A man who had his dog stolen from his home in Co Limerick says he could not believe she was found after three years.
Mike Hourigan was recently reunited with his Jack Russell, Marti.
He told Pat Kenny reporter Siofra Mulqueen: "I put her into her box that night, everything was alright, but when I got up the following morning I thought she might have got out some place or something like that.
"When I realised she wasn't anywhere in the house or anything, and the family was the same.
"They went around looking around the estate, and I went further afield driving around looking.
"It knocked the wind out of me when I realised she was gone".
He said he kept searching "every day", "for a couple of weeks every place I was going, hoping that maybe she might have gone into someone's house or someone might have picked her up and was holding on to her".
Then during the summer: "I got a phone call from my granddaughter saying 'Marti's found' - I said 'Who's she talking about Marti?' - because we have a Marti in the family.
"When she told me that it was the dog, I said 'Oh my jeepers, cricky-mikey', I felt a big relief.
"And I says 'Is she alright, like?' 'Yeah, grand, she's out in Charleville'.
"Oh my God, I says, how the hell did she get out there?
"And then of course all the slagging and everything that went on: did she take my bus pass to get out there?"
He added: "Only for her being chipped, we'd not have seen hide nor hair of her again.
"Don't lose hope - if the dog is chipped, you've a good chance of getting her back.
"Snip and chip I always say".
Meanwhile Charlie, a mix-breed dog, disappeared from her home in Co Clare late one night.
Her owner Frank said: "She was a friendly dog and I'd say everybody on the road knew her."
"Most nights she would come in, the odd night she might look to go back out and we'd let her out and she'd be back a few minutes later.

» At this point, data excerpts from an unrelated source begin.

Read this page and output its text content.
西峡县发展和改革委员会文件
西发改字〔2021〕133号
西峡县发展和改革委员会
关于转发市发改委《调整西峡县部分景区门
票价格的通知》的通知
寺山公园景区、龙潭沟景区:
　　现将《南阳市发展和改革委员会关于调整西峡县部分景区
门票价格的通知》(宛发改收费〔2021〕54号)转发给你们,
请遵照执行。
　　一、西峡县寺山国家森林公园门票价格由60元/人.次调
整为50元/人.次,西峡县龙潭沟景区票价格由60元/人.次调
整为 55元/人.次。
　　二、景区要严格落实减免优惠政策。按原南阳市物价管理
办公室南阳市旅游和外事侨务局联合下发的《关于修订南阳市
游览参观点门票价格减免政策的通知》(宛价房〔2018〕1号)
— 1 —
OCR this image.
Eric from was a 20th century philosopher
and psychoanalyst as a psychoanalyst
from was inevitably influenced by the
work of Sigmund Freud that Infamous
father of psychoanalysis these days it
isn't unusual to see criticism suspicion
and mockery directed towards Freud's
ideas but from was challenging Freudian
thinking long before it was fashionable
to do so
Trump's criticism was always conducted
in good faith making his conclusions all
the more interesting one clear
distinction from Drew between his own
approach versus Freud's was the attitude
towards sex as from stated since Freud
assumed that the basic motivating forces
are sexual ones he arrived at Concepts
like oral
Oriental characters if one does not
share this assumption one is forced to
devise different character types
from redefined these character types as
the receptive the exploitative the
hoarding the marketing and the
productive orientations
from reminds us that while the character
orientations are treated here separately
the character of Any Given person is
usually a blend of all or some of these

"But on that Thursday night she went out and - we have cameras there, so we had a look at the cameras - and we saw that she went out and sat at the side of the road.

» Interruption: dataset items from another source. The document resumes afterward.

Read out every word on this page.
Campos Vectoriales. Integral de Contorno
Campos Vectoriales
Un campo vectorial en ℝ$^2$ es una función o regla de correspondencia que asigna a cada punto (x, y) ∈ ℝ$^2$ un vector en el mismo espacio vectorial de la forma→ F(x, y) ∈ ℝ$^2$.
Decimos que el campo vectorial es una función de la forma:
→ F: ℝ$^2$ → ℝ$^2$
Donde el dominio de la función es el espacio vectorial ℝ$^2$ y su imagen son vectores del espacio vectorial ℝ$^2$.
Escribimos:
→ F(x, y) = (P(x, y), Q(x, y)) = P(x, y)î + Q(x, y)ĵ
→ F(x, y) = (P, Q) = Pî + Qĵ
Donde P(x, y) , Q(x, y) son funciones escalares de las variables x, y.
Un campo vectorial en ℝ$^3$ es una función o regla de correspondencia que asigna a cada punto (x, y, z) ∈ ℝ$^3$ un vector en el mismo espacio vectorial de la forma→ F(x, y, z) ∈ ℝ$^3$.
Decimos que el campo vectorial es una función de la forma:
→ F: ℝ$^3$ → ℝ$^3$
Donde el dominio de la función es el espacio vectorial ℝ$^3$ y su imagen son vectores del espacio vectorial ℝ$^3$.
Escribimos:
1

"Suspiciously she went after a car or a van that went up the road, we kind of took it that she was either knocked down or stolen".

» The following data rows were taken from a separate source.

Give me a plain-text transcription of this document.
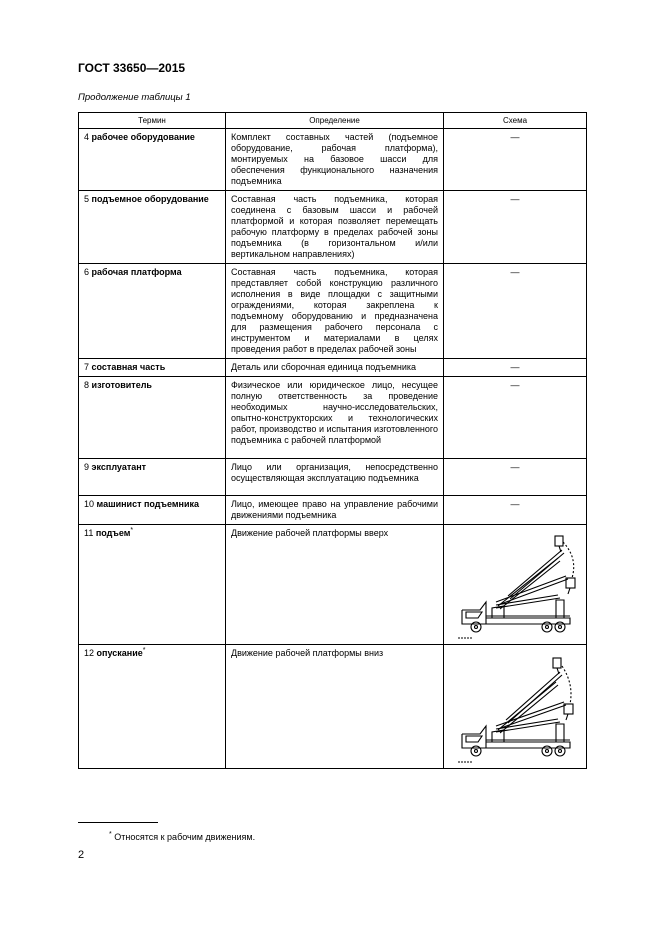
ГОСТ 33650—2015
Продолжение таблицы 1
Термин	Определение	Схема
4 рабочее оборудование	Комплект составных частей (подъемное оборудование, рабочая платформа), монтируемых на базовое шасси для обеспечения функционального назначения подъемника	—
5 подъемное оборудование	Составная часть подъемника, которая соединена с базовым шасси и рабочей платформой и которая позволяет перемещать рабочую платформу в пределах рабочей зоны подъемника (в горизонтальном и/или вертикальном направлениях)	—
6 рабочая платформа	Составная часть подъемника, которая представляет собой конструкцию различного исполнения в виде площадки с защитными ограждениями, которая закреплена к подъемному оборудованию и предназначена для размещения рабочего персонала с инструментом и материалами в целях проведения работ в пределах рабочей зоны	—
7 составная часть	Деталь или сборочная единица подъемника	—
8 изготовитель	Физическое или юридическое лицо, несущее полную ответственность за проведение необходимых научно-исследовательских, опытно-конструкторских и технологических работ, производство и испытания изготовленного подъемника с рабочей платформой	—
9 эксплуатант	Лицо или организация, непосредственно осуществляющая эксплуатацию подъемника	—
10 машинист подъемника	Лицо, имеющее право на управление рабочими движениями подъемника	—
11 подъем*	Движение рабочей платформы вверх	

12 опускание*	Движение рабочей платформы вниз	
* Относятся к рабочим движениям.
2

"I think everybody on the road was searching, they walked for miles and miles around: all the ditches, all the fields, the farmers they all searched around the slurry pits and places like that".
"It was terrible, there was a lump in your stomach the whole time - very hard to explain the feeling.
"There was an awful quietness in the house, what do you say to your kids?
"You can't tell them what you're thinking really".
Charlie was found some 70 kms away in Co Galway one week later.
Frank explained: "I got a phone call from a veterinary clinic in Galway - then girl was quite upset and she asked me did I have a dog called Charlie?
"The dog had been into the veterinary clinic, they had scanned her and it had come up - because we had it flagged that she was stolen - but a commotion or something happened in the [vet], and they got away with her again.
"I contacted the dog warden in Galway, put me through then to the animal welfare, they were kind of on the case.
"We also got in contact with the Gardaí and the veterinary clinic, and they worked together.
"Two of the Guards went out looking for her, had an idea of maybe where she was or might be, and they got her.
"We met the police van and they had Charlie - unbelievable".
"She was quite distressed and a fairly poor state, very skinny and she was very down in herself.
"Anyone that would know Charlie kind of knows that she kind of smiles at you, it was few days before she smiled.
"It took a good week or two before she started to come round again".
"The look on my daughter's face is one I'll remember".